I would argue then that even if you have a national missile defense that worked perfectly, it fails to solve the political problem that Michael Krepon accurately identified: If North Korea has developed a couple of weapons, and maybe we have a national missile defense, do we really think that North Korea will say, oops, you got me, won't be able to deliver it. I'm out of luck? No. A rogue nation could smuggle a weapon in a bale of marijuana, as Richard Perle mentioned a year ago, or it on an international charter flight into JFK. It just seems to me that national missile defense, even if it works perfectly, doesn't solve the fundamental political problem of people feeling insecure about rogue states having in their possession weapons of mass destruction.

Nazarkin: I share the view, expressed earlier by Alexei Arbatov, that the demarcation agreement should be concluded before START II ratification. That would help to overcome the difficulty with the Duma in ratifying the START II Treaty, because the deputies would know in advance what is going to happen with TMD. The Duma's main concern is that this agreement could permit some deviations of the ABM Treaty, that antiballistic capabilities against nonstrategic missiles would be used against strategic missiles as well. That is the main concern about this agreement, and if we see that there is no ground for such concern, that would help the ratification.

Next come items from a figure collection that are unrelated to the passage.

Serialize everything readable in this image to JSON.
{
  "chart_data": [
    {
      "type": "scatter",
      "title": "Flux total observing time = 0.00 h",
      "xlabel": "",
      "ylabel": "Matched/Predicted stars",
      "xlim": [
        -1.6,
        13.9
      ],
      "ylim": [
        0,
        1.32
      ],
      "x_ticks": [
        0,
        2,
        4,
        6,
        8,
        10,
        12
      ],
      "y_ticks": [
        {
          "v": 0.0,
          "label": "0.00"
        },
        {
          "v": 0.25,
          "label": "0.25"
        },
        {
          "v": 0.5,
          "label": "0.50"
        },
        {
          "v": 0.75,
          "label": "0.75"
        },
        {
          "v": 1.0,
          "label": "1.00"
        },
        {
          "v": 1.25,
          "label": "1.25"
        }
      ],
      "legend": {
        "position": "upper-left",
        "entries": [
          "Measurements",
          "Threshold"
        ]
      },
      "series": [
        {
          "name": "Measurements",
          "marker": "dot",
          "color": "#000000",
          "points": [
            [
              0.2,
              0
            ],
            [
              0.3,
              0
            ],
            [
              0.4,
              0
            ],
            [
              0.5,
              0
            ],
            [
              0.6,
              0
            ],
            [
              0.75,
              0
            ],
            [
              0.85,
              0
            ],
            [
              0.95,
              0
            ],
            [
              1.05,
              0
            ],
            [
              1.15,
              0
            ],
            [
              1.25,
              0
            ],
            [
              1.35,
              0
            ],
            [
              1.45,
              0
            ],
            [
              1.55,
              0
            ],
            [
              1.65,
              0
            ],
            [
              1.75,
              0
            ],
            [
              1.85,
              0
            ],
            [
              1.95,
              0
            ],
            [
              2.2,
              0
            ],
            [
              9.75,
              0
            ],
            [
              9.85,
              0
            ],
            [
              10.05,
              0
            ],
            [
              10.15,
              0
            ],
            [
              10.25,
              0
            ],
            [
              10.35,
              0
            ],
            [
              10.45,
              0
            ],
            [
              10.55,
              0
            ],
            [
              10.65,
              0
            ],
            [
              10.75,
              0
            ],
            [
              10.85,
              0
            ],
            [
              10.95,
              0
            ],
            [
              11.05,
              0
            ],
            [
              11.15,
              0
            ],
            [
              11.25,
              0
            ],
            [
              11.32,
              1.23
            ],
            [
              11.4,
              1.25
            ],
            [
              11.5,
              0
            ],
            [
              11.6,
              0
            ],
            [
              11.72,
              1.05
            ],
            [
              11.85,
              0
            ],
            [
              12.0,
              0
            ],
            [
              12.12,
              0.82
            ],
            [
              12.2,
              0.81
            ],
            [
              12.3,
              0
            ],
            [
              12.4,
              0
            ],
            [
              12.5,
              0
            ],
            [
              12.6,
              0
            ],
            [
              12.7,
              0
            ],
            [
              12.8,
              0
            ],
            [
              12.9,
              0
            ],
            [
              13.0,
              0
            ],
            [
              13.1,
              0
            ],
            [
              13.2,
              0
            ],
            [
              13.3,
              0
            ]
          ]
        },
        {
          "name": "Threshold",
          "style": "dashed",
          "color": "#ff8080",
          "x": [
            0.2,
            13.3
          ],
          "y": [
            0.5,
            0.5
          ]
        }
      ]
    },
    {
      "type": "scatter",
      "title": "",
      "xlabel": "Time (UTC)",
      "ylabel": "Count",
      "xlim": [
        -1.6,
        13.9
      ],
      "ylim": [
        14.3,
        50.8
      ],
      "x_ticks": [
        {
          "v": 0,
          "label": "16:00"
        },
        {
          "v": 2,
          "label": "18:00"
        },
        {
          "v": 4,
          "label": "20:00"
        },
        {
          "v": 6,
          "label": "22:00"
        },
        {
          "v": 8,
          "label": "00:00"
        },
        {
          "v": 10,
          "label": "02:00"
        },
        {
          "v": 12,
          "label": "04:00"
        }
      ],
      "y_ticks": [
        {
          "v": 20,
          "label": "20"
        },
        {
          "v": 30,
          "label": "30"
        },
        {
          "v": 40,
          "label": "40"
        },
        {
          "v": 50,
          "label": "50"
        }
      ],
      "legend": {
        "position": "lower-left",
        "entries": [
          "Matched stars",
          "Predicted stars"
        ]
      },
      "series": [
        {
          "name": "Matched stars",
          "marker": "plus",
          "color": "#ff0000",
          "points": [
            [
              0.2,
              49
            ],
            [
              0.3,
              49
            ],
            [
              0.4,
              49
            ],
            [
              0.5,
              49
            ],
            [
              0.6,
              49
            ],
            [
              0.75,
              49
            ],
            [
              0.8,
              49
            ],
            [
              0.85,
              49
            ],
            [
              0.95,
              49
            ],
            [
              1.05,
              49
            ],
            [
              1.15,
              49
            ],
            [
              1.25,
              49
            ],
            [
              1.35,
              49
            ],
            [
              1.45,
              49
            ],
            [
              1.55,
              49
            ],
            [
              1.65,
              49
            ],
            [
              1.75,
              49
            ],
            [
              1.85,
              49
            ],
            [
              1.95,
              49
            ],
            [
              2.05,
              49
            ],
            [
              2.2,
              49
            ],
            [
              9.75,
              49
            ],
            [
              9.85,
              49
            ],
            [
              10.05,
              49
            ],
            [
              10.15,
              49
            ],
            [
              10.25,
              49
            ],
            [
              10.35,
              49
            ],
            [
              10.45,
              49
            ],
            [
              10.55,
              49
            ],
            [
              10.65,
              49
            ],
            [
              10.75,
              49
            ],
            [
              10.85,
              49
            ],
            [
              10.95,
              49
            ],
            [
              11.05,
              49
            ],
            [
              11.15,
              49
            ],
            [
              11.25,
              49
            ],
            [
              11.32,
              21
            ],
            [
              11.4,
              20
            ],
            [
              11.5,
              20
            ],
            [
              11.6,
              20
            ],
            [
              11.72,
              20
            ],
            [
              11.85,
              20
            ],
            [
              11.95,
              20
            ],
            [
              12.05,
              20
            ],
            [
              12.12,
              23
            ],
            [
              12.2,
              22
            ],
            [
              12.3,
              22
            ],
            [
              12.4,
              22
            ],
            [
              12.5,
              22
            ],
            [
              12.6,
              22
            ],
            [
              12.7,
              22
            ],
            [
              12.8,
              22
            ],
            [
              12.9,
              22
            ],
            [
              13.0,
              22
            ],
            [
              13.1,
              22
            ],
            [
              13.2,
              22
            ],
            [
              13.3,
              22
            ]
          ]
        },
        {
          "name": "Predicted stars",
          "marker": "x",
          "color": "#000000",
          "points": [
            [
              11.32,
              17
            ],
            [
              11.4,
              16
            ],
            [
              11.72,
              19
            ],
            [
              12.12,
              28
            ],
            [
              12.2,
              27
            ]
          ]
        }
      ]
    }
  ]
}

May I also add that I do not belong to either extreme wing on the ABM issue. I do not believe that the ABM Treaty is untouchable, I think it can be modified. As a matter of fact, it was modified in 1974, and I would be happy to see the ABM Treaty prohibit all the sites and not permit a single site. That's one direction for modification. I am, however, against modifying the treaty in such a way that it would be turned upside down.

Cambone: On the question of linkage, or rather whether we'll get a demarcation agreement, three things. One, as I said in my remarks, there are many in Congress who have a great deal of reluctance to see an agreement reached here, including a fair number who feel that no agreement is necessary to begin with. That's a domestic political issue.

A second, and more critical point is to note that the United States, when it negotiated START II, exclusively rejected linkage to the ABM Treaty. In fact, it would not permit the kind of language that was proposed by the Russian side for inclusion in the treaty.

Third, the Senate's resolution of ratification made the claim that there is no linkage between the two. If we get ratification from the Duma dependent upon certain kinds of agreements on demarcation or any other features of the ABM Treaty, then we are spoiling for a fight amongst ourselves, for reasons which I'm having a hard time understanding, quite frankly. And if START is all that important, then the kind of linkage that's being suggested here is probably a good way to ensure that it doesn't go forward.

Jones: If I might comment on that Steve, we've had a lot of interaction with Russians on that question, and they are actually approaching this issue in a very sophisticated way. They understand that legally binding conditions, as opposed to links that have to do with statements of a declaratory nature that don't bind their executive branches, such as the ones the Senate wrote into its resolution of ratification, would topple things. They're extremely careful about that, and Yuri is one of the practitioners working on that.


1. Article VI: To enhance assurance of the effectiveness of the limitations on ABM systems and their components provided by this Treaty, each Party undertakes:
(a) not to give missiles, launchers, or radars, other than ABM interceptor missiles, ABM launchers, or ABM radars, capabilities to counter startegic ballistic missiles or their elements in flight trajectory, and not to test them in an AMB mode; and
(b) not to deploy in the future radars for early warning of strategic ballistic missile attack except at locations along the periphery of its national territory and oriented outward.

2. The demonstrated standard for compliance holds that a BMD system that is not actually tested against a target which has a range in excess of 3,500 kilometers or a velocity in excess of five kilometers per second, it is not subject to the limitations of the ABM Treaty.